Lester swallowed with difficulty, and resumed, under the same compulsion to tell the truth.
“I heard Mrs. Wilson saying to me very softly ‘Lester, you can see it has all to work out this way.’ And then I forgot everything, because the glare of the flash had half blinded me, and now I could see again.
“I could see the door, and outside the moonlight, white as silver on the lonely beautiful trees and shrubs and grass of the desolate island. I could see walking through the moonlight the two of them—both now so bright—with their arms around each other—going away from us. And Valerie and Pete were in the room, but it was true that it had to be that way—they were looking at each other almost as Irene and that Dikon had looked at each other—they had gone away from me—”
Brown Eyes gave a little gasp and sobbed once, softly.
“Oh, Lester, you didn’t have to say it again—” she breathed.
“But he did say it again,” Dr.
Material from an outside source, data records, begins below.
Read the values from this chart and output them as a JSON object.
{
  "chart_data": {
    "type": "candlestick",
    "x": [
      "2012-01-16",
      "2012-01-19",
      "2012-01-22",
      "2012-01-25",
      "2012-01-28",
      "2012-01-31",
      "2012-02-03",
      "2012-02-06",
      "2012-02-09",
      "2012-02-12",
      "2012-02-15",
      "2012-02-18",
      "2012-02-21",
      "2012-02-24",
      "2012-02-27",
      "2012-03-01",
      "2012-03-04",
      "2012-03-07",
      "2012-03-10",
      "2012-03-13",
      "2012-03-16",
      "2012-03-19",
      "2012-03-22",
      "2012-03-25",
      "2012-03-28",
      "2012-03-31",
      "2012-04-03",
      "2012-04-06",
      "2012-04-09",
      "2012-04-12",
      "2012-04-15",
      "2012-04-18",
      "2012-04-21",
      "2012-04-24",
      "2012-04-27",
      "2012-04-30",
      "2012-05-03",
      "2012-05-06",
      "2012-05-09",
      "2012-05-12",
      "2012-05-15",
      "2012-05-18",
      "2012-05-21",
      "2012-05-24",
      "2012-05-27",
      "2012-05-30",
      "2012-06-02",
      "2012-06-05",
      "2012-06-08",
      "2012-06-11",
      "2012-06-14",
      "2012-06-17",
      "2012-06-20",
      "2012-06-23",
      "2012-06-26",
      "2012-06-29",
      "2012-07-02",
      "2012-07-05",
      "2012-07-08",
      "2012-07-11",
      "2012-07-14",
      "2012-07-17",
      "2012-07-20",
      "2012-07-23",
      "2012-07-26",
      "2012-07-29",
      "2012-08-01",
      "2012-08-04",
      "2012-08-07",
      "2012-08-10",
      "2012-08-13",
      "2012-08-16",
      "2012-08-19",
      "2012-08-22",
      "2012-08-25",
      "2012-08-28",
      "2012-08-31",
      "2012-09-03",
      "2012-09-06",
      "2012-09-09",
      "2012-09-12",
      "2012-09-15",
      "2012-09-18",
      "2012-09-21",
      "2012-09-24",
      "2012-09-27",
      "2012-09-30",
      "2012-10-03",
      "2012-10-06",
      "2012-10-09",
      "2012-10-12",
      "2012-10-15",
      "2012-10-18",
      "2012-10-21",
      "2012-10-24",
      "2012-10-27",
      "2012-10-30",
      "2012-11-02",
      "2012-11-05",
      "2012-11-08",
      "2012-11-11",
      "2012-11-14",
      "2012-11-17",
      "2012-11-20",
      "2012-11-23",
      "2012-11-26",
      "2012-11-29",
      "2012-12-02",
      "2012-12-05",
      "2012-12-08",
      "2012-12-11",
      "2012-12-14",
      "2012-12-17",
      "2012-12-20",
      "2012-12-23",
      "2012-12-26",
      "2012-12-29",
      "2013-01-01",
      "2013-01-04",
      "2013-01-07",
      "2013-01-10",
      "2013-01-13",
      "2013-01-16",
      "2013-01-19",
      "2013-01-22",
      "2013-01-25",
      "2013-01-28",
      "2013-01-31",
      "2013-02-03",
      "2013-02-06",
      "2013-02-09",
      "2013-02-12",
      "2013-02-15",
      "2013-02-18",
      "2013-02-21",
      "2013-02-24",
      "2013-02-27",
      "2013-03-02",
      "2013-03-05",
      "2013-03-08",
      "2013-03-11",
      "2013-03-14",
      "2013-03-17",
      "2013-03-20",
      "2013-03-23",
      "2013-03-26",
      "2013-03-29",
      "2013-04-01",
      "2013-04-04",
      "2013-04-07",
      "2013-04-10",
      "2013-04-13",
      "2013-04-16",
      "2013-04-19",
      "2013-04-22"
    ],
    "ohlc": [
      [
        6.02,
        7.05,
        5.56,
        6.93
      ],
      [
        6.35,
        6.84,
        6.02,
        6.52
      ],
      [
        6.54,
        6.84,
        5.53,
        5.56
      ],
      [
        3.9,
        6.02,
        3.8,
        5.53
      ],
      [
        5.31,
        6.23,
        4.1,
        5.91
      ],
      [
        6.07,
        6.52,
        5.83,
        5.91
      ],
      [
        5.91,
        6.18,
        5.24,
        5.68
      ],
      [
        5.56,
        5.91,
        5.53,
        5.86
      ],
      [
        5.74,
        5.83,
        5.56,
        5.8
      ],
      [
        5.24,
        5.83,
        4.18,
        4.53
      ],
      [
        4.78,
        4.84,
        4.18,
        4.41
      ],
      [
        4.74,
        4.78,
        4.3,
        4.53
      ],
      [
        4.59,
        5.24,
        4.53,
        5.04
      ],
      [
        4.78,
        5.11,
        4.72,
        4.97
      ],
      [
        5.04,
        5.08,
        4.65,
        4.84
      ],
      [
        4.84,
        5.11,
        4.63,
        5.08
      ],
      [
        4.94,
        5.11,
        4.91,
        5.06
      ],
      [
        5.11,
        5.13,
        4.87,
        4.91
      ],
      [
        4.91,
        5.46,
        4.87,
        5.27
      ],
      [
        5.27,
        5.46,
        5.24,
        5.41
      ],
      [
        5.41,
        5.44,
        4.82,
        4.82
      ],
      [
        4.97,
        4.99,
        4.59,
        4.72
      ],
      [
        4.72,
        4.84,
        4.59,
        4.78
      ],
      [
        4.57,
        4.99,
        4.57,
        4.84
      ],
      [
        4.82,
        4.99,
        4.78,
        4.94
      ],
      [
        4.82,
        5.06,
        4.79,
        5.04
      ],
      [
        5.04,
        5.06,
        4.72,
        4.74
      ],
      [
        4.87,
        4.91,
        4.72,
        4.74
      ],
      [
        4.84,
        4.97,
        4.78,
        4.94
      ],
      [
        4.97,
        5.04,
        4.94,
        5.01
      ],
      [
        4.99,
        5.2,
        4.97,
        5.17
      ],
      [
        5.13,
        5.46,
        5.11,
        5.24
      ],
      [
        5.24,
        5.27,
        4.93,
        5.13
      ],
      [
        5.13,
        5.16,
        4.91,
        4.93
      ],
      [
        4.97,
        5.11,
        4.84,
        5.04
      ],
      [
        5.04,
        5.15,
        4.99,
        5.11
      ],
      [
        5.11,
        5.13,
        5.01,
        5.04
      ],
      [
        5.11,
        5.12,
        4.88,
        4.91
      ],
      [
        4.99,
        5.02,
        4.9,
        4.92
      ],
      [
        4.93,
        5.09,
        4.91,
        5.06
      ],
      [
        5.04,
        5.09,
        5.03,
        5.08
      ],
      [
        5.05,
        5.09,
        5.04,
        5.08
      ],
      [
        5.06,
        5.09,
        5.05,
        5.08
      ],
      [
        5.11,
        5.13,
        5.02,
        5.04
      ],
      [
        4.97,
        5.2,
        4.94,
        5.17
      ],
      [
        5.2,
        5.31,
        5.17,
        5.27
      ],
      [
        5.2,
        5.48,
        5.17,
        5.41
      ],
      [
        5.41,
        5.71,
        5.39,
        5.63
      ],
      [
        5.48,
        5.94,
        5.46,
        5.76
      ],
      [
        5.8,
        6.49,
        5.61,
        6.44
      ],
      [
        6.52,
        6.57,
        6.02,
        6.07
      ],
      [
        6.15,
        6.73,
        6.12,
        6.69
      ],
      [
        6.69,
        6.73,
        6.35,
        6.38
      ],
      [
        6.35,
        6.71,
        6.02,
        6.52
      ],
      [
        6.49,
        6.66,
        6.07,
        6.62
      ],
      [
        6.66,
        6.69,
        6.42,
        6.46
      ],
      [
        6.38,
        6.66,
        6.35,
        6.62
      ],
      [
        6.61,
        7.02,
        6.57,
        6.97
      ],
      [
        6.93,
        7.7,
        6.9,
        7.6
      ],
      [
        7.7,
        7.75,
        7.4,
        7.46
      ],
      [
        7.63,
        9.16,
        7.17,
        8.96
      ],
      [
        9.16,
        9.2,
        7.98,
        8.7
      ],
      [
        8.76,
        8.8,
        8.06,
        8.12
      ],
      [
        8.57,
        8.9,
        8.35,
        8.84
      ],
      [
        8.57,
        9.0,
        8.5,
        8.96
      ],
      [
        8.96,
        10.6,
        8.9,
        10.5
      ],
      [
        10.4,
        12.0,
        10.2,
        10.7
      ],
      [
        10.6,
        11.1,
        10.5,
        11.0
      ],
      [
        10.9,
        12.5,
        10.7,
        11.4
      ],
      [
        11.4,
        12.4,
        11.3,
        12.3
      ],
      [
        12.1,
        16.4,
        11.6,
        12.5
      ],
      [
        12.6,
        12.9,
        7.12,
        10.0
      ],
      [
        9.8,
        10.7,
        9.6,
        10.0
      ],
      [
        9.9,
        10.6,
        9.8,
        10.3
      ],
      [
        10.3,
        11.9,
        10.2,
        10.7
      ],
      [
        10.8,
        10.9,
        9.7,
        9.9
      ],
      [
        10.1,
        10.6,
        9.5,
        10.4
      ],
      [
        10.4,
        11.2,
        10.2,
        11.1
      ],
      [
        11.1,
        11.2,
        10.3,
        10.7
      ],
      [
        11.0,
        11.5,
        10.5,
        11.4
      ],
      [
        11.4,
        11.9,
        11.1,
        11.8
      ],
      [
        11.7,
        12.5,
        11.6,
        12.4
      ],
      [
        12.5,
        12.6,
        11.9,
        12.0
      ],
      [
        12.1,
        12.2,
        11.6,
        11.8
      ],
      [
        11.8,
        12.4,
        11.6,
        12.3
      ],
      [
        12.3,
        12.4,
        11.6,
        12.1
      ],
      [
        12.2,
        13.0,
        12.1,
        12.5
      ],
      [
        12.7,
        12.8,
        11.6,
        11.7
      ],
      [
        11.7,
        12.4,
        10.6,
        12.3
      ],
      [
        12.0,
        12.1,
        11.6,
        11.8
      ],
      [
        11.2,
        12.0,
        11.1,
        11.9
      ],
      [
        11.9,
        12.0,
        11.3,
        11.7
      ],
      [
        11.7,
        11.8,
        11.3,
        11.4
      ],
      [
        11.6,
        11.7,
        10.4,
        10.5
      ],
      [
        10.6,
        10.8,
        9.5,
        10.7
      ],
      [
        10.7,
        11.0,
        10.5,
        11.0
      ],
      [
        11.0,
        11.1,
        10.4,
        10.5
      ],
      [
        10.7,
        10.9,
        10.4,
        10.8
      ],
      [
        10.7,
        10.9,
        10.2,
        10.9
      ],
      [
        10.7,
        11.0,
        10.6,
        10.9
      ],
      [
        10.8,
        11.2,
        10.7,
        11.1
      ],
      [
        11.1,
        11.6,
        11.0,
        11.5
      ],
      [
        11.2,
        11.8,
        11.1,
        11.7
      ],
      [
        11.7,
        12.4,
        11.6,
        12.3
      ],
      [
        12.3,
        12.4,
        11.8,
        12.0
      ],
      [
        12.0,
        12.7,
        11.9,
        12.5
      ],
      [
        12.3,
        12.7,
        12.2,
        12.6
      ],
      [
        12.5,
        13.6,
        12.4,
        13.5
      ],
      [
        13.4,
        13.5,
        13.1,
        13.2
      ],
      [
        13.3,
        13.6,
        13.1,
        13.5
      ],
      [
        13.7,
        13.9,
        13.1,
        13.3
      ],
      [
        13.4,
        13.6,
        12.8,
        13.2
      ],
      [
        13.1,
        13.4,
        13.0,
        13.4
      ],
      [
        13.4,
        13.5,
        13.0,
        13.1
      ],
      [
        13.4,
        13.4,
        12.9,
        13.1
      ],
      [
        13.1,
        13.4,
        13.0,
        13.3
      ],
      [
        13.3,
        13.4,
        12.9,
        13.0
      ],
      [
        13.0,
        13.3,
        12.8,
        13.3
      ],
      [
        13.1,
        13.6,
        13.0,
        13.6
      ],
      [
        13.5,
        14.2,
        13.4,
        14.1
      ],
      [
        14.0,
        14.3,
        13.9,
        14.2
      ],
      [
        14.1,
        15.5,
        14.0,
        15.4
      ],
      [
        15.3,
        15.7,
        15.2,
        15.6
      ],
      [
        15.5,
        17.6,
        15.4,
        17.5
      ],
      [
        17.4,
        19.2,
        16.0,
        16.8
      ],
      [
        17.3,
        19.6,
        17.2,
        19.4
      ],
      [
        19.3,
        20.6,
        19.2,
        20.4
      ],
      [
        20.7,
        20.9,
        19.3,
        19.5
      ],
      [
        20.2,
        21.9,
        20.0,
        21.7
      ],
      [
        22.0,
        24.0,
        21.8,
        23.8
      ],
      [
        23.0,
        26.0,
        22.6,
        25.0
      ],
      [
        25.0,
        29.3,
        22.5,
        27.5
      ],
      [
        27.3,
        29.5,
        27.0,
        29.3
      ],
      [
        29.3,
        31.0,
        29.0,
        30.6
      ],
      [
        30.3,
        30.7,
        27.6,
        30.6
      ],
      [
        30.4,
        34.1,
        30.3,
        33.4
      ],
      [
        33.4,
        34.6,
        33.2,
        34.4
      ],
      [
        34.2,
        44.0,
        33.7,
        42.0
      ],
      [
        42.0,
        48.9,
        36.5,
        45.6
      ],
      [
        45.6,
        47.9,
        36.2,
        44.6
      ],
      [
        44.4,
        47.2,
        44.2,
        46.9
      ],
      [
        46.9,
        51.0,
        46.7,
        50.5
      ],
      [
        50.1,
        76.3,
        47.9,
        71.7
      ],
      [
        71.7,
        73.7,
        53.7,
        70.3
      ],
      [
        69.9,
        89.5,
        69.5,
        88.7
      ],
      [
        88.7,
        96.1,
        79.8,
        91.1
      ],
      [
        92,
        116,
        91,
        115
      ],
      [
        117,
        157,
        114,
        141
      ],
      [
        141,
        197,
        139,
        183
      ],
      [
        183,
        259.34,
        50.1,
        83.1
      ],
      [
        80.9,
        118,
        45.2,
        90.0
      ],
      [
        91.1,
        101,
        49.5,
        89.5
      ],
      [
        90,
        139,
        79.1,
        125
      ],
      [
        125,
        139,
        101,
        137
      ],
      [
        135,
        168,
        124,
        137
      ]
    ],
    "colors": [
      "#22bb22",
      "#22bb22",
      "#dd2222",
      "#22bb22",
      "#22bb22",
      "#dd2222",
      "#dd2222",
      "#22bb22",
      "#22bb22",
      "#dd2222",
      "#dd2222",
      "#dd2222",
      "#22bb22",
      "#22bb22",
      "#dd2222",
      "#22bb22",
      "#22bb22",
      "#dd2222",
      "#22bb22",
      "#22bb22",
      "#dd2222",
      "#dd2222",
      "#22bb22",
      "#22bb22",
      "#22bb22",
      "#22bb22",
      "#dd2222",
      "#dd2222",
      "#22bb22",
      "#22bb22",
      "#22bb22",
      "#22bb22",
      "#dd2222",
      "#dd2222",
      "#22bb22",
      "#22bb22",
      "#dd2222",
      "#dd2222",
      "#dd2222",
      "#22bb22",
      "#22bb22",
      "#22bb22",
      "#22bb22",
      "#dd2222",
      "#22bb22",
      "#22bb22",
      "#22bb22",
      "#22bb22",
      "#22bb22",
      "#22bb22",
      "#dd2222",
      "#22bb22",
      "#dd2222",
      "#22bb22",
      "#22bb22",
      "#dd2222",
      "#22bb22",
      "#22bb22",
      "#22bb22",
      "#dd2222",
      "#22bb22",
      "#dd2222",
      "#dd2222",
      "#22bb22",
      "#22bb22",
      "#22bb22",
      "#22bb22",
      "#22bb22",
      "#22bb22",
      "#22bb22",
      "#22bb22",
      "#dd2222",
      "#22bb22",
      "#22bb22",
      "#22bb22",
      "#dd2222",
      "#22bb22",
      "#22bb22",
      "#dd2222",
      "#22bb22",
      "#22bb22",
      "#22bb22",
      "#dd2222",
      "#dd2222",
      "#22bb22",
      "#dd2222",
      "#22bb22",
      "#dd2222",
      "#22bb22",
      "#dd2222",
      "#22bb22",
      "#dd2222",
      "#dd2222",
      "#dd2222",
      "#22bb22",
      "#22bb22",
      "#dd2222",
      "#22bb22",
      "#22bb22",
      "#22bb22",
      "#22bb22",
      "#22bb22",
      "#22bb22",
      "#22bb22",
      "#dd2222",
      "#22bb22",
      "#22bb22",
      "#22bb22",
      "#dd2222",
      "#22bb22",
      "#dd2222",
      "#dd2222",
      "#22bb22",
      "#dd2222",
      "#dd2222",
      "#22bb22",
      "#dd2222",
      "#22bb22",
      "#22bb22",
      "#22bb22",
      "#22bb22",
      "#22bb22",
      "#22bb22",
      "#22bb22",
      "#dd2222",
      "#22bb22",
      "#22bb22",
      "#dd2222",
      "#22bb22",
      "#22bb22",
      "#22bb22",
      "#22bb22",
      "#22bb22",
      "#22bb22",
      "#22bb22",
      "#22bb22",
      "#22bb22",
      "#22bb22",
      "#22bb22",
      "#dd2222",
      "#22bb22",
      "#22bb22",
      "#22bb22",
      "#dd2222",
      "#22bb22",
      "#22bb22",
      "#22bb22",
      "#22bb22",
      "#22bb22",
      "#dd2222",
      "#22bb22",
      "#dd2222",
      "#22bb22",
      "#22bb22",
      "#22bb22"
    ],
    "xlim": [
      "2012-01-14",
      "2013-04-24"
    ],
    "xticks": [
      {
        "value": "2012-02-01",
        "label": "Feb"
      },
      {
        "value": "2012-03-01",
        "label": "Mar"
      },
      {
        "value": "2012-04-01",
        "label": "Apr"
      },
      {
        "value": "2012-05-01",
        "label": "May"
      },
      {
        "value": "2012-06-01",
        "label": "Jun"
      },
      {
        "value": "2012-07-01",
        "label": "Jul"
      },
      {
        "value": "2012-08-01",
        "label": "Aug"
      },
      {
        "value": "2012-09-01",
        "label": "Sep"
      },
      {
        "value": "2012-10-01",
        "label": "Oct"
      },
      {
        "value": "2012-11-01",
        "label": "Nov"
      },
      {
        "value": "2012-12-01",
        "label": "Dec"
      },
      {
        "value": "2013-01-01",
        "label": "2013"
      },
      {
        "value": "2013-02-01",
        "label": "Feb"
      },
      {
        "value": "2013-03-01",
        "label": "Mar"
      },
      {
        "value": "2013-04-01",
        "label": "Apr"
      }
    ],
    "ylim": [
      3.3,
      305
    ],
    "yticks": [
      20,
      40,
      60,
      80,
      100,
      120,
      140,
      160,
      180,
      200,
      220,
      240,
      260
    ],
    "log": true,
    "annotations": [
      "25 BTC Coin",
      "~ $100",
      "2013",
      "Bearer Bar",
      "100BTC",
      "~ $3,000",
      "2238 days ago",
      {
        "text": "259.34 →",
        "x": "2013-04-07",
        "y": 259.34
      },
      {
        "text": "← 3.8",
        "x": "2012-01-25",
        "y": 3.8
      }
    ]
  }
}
Schwartz remarked in a satisfied voice. “You had a theory about motive, Dr. Johnson. A motive for the Wilson couple. Will you state it clearly?”
“Lester will do that, poor boy. Just as last night, he’s going to be completely and fatally frank—” said Dr. Johnson. “The motive, Lester. We have all the rest—as you insist it happened. Now, the motive.”
“I own this big research plant. Everybody knows I inherited it and that—Well, it means income to me. A big income on top of a fortune that’s big enough too.” Lester was very tired. It was true. As last night, now that he had lived all that again he was worn out, and didn’t care about anything, really. “I let other people run it for me, and they are doing just what still other people want them to do with it. If Valerie and I married, the Wilsons said it would be a waste, and Pete would just go on working for me.